Rigathi Gachagua’s unrestrained tirade has once again deepened fissures within Mt Kenya, his Embu rally on Saturday devolving into a series of personal attacks that underscored a politician more consumed by feuds than by forging unity ahead of 2027.
In a fiery address at Kutus, Kirinyaga—part of his whirlwind Mt Kenya tour—Gachagua revived old jabs at Governor Anne Waiguru, recalling his June 20 dismissal of her as “taka taka” (trash) and accusing her of fronting President William Ruto’s agenda in the region. The sneer delivered marked a continuation of his increasingly abrasive rhetoric, especially toward female leaders.

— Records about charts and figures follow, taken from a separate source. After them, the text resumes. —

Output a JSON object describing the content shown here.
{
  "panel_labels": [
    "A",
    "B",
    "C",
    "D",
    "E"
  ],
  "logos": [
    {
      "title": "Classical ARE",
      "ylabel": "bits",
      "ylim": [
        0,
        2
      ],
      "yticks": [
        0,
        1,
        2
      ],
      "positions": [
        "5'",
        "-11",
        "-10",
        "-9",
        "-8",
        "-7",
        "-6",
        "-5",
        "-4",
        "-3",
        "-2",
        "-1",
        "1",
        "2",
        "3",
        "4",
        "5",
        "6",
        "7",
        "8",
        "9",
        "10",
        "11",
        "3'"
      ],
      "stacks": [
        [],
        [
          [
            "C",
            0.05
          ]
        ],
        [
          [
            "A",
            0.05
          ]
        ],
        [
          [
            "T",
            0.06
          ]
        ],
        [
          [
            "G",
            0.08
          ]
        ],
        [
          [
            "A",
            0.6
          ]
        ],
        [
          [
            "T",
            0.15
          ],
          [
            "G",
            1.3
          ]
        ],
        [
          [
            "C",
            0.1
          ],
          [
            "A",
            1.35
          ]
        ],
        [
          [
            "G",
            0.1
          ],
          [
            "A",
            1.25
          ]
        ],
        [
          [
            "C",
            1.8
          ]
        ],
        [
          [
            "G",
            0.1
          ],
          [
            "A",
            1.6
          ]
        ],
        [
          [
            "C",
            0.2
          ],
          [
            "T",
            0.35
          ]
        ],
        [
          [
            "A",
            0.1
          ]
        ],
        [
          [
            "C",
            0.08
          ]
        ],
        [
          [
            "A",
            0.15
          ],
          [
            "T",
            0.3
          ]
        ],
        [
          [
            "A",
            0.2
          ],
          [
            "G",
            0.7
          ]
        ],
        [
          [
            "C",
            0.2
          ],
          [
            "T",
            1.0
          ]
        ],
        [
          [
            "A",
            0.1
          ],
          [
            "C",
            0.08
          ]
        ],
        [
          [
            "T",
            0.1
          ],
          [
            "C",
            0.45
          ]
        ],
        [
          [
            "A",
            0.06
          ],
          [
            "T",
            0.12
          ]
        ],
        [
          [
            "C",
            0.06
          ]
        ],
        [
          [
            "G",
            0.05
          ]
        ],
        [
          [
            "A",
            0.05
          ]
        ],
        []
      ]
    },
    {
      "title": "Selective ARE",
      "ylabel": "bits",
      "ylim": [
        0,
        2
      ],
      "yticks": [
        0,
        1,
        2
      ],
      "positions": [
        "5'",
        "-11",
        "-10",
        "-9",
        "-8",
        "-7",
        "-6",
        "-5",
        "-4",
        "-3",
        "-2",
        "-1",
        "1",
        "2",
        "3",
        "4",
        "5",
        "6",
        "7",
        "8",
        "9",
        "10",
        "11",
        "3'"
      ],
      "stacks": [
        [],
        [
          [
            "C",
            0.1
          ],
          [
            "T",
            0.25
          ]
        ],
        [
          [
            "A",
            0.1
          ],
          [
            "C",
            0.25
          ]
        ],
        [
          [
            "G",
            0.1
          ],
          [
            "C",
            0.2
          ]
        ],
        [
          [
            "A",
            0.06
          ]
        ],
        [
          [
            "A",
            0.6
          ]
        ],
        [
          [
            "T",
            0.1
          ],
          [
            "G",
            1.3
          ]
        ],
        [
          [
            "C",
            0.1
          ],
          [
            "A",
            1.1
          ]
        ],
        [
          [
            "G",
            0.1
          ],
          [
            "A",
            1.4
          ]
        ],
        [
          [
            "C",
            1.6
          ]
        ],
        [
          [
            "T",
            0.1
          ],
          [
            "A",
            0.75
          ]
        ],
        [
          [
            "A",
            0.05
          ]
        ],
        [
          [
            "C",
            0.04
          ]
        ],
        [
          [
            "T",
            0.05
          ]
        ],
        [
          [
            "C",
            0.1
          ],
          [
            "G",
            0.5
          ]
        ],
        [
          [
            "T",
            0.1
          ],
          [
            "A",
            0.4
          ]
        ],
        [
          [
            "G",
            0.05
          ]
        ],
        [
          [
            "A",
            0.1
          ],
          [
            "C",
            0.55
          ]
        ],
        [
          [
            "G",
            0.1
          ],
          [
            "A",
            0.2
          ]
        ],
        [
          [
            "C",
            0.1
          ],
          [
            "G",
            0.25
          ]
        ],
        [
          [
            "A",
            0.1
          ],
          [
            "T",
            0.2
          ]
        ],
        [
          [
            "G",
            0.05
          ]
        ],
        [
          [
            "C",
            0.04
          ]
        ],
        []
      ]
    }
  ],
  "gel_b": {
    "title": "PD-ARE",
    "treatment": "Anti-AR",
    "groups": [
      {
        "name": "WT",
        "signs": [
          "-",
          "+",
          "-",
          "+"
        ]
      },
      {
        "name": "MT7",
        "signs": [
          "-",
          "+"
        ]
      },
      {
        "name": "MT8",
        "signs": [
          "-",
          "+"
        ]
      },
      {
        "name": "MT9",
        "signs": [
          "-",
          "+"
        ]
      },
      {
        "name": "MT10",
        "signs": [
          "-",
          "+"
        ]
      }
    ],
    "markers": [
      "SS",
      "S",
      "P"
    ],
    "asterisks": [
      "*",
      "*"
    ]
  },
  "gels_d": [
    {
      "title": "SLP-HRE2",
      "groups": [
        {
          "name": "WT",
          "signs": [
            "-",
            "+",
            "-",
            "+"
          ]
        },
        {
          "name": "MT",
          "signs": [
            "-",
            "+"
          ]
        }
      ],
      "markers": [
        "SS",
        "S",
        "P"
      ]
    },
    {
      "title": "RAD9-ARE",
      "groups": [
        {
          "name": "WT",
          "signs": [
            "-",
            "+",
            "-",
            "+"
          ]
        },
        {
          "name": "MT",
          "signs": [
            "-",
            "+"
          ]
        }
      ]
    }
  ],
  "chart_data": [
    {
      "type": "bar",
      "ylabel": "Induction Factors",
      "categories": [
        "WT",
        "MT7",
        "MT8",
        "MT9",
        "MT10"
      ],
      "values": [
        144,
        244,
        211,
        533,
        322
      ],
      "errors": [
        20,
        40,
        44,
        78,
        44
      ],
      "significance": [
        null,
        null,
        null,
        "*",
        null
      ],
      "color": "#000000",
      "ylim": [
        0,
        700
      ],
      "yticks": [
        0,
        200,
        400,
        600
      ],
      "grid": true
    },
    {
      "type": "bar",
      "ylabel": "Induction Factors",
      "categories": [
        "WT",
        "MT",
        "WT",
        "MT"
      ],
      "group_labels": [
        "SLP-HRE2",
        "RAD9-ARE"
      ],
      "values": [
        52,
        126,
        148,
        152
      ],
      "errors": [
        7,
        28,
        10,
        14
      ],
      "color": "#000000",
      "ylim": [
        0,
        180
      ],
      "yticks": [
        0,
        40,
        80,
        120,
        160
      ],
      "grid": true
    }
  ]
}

Just last month, he derided Embu Governor Cecily Mbarire as “bure kama supu ya malenge” (useless as pumpkin soup), vowing to unseat her in 2027. He has also labelled National Assembly Majority Leader Kimani Ichung’wah and MPs Betty Maina, Hon Wamumbi, and Kawanjiku as “kunda gutume” (rotten messengers) and “sellouts,” threatening a political reckoning.
The Embu leg of his tour only heightened the hostility. Gachagua accused President Ruto of plotting to “split the mountain” by replacing Kikuyu voters with “Rift Valley imports,” a claim linked to Ruto’s October 6 remarks at State House. And in a defiant October 10 interview with Embu media, he reignited his long-standing feud with former President Uhuru Kenyatta, declaring: “I have no plans to apologize”
Gachagua’s political approach is self-destructive—alienating the very coalitions he would need to challenge Ruto’s dominance. Former CS Moses Kuria, though recently quiet on X, has today warned against attacks on women leaders, saying such conduct erodes any “kingpin” credibility.
Gachagua’s vengeance-first politics may well doom the “one mountain” dream he claims to defend. As one pundit put it: “You can’t heal the mountain by hacking at its roots.” Kenya’s politics demands dialogue, not daggers—before fissures become fault lines.